そして、誰に裏切られようと見捨てられようと、家族にだけは裏切られたことも見捨てられたこともないカイル。だからこそ、こうして曲がらずにいられた。生きてこれた。今新しくできた家族、その家族に見捨てられることなど考えたくもない。そうなればきっと立ち直れない。家族にだけはいつでも味方でいてほしい。そんな願いもまた、痛いほど伝わってきた。
「身近にいても、身近にいるからこそ分からないことや見えないこと、言えないこともあると思う。でも、諦めてほしくない。どんなことしてでも、正しい道に戻してやってほしい。今ならまだそれができる可能性がある。魔人が入り込んでるならなおの事、そいつを助けてやれるのは周りにいる人達だけなんだから」
国政にかまけ、また半ば諦めのような心持ちでアレクシスを見ていたトレバース。もし駄目なら切り捨てる覚悟をしていた。だが、それは逃げていただけだ。カイルと会って批判されるのが怖くて逃げていたのと同じように。
国王と王子ではなく、父と子として向き合ったことがどれだけあるだろうか。どれだけちゃんと見てきたと言えるだろうか。向き合って理解する努力をしてきたと言えるのか。カイルが息子であればと、何度も思った。だが、それはアレクシスを見捨てるということでもあったのではないか。

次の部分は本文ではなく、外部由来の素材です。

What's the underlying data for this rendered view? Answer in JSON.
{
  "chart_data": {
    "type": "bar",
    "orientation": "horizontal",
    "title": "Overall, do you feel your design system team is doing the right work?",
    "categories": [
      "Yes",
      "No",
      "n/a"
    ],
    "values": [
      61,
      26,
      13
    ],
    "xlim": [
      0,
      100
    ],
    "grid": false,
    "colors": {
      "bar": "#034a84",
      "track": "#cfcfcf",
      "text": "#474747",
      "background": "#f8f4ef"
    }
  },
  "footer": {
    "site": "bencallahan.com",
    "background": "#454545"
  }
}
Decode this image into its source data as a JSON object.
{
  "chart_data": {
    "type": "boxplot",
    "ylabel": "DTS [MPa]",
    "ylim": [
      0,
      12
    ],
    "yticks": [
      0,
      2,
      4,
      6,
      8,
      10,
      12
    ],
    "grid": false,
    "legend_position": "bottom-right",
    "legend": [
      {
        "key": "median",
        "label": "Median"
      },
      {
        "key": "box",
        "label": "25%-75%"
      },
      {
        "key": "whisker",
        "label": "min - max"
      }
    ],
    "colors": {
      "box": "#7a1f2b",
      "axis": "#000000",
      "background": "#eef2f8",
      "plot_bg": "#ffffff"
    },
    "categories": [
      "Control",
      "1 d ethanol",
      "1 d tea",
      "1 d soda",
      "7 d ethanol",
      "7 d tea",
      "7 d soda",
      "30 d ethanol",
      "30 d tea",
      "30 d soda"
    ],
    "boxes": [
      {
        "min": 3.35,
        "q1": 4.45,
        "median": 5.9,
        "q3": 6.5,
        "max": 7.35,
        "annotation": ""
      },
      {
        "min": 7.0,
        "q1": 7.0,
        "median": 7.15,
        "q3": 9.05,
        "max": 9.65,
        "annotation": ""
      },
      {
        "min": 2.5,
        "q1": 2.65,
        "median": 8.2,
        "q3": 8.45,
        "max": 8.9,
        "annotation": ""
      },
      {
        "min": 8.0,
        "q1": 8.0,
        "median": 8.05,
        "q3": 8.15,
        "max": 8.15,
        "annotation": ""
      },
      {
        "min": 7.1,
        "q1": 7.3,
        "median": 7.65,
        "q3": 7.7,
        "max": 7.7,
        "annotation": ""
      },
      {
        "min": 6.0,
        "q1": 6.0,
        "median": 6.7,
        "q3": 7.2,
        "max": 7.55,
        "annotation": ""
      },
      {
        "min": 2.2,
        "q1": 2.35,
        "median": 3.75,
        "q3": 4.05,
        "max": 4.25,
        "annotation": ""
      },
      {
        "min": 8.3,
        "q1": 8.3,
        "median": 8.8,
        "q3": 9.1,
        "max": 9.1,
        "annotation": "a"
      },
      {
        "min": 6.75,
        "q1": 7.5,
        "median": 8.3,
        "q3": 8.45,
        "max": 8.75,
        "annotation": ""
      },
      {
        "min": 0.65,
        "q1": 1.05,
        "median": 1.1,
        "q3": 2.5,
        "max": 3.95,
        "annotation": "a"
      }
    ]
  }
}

カイルはロイドとカレナの息子であることを誇りに思って生きている。ならば、アレクシスにとって自身はそんな親で在れたのだろうか。尊敬され、心のよりどころになる存在であっただろうか。そうある努力をしてきただろうか。
死して美化されることはあろうが、カイルが抱く両親への思いに、二人の人柄に過大評価などない。ありのままを受け止め、受け入れ心の支えとなっている。そこまで深くアレクシスの心に残る存在であるのだろうか。
思えば、顔を合わせば叱ってばかり怒ってばかりで、普段どんな生活をしているのかは人から聞いたことしかない。自分の目で確かめることなどなかった。どんな思いを抱いているか聞くことも、想像することも。それで、本当に親だと言えるのか。